The action of instantiating a task and registering it for later execution by a worker.

Queue

This is the metaphorical place where jobs await their execution by workers. Each worker processes tasks from one or several queues.

Worker

A process responsible for processing one or more queues: taking tasks one by one and executing them, and then wait for the queue to fill again.

Sub-worker

In case of asynchronous concurrency (see Execute multiple jobs at the same time), there are sub-workers, acting like the Worker, except there are multiple of them. They are orchestrated by the worker itself.

App Application : This is meant to be the main entry point of Procrastinate. The app knows all the tasks of your project, and thanks to the job manager, it knows how to launch jobs to execute your tasks (see App).

Job Manager

The job manager responsibility is to operate on jobs in the database. This includes both read and write operations.

Schema

The schema designates all the tables, relations, indexes, procedures, etc. in the database. Applying the schema means installing all those objects in the database. An evolution in the schema (modifying the table structure, or the procedures) is called a migration.

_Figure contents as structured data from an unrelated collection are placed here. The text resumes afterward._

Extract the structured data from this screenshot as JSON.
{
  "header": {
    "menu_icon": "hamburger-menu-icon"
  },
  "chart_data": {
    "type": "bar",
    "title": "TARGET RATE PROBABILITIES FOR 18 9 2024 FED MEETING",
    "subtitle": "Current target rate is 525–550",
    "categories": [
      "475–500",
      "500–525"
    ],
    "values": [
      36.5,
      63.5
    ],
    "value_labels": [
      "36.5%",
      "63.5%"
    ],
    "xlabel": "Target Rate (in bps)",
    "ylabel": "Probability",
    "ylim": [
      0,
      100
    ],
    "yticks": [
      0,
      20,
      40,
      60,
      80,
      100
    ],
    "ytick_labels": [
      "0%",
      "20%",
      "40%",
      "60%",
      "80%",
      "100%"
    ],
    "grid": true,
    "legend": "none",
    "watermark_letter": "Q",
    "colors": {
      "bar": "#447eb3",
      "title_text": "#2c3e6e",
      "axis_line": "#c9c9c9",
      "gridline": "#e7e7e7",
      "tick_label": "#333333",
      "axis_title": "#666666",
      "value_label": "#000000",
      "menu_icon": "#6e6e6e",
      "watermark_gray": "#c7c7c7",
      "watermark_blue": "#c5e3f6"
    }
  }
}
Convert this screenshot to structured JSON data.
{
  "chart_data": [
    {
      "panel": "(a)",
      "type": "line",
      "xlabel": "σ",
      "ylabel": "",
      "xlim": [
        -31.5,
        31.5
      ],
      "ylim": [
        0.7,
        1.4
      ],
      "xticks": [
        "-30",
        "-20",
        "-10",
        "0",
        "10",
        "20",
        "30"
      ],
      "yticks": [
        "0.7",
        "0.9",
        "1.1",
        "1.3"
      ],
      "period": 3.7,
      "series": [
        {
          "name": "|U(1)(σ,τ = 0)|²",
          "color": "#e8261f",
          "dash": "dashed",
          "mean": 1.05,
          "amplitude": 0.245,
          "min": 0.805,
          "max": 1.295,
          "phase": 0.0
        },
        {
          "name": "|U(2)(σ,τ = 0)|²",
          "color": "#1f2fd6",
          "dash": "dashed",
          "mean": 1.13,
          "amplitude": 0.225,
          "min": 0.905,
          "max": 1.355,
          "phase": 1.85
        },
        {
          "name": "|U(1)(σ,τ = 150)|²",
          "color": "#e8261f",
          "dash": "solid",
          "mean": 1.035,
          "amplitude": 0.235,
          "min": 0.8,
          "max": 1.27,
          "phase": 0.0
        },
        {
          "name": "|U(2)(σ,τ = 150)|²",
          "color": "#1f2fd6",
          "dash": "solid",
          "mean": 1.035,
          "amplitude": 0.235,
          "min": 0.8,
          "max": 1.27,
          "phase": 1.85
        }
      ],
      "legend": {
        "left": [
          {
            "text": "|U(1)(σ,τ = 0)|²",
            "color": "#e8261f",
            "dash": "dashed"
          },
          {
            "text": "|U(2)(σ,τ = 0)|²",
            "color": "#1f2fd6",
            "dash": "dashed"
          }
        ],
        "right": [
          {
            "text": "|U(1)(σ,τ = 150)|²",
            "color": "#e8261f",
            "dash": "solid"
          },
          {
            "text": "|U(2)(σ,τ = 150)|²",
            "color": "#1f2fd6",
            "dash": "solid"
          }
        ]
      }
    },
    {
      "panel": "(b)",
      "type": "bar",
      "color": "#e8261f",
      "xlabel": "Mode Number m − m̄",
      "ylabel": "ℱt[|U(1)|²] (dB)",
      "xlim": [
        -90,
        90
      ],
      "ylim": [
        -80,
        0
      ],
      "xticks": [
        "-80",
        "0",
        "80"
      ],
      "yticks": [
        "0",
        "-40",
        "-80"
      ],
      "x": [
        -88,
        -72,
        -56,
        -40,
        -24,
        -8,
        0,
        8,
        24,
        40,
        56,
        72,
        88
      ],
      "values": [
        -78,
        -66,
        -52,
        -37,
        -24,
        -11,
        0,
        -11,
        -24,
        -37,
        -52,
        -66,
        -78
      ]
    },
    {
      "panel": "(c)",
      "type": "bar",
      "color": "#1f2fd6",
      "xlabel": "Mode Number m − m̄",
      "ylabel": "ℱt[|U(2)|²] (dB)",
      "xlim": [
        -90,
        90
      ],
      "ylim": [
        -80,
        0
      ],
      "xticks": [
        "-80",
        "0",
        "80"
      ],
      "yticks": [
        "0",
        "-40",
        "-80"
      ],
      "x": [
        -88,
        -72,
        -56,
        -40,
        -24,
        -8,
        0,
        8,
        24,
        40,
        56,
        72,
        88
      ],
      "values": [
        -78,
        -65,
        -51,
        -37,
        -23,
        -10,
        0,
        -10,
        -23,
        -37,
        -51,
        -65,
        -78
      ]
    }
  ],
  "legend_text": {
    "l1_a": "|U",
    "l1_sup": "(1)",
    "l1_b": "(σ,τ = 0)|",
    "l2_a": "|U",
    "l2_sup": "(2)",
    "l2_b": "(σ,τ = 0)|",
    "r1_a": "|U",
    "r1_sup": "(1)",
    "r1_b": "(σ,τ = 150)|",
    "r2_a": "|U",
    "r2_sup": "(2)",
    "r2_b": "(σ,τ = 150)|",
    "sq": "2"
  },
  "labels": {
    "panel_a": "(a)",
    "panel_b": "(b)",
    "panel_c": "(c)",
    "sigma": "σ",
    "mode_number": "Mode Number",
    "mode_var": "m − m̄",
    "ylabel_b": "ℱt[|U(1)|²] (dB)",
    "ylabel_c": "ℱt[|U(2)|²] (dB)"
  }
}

This term is not to be confused with that of PostgreSQL. In PostgreSQL a database contains one or more schemas, which in turn contains tables. Schemas in PostgreSQL are namespaces for objects of the database. See the PostgreSQL Schema documentation for more detail.

Lock

When configuring a job using Task.configure() you can attach a lock to the job. Jobs with the same lock are guaranteed to be executed in defer order, and in a sequential manner. No two jobs with the same lock can run simultaneously. See Ensure jobs run sequentially and in order for more information.

Queueing Lock

When configuring a job using Task.configure() you can attach a queueing lock to the job. No two jobs with the same queueing lock can be waiting in the queue.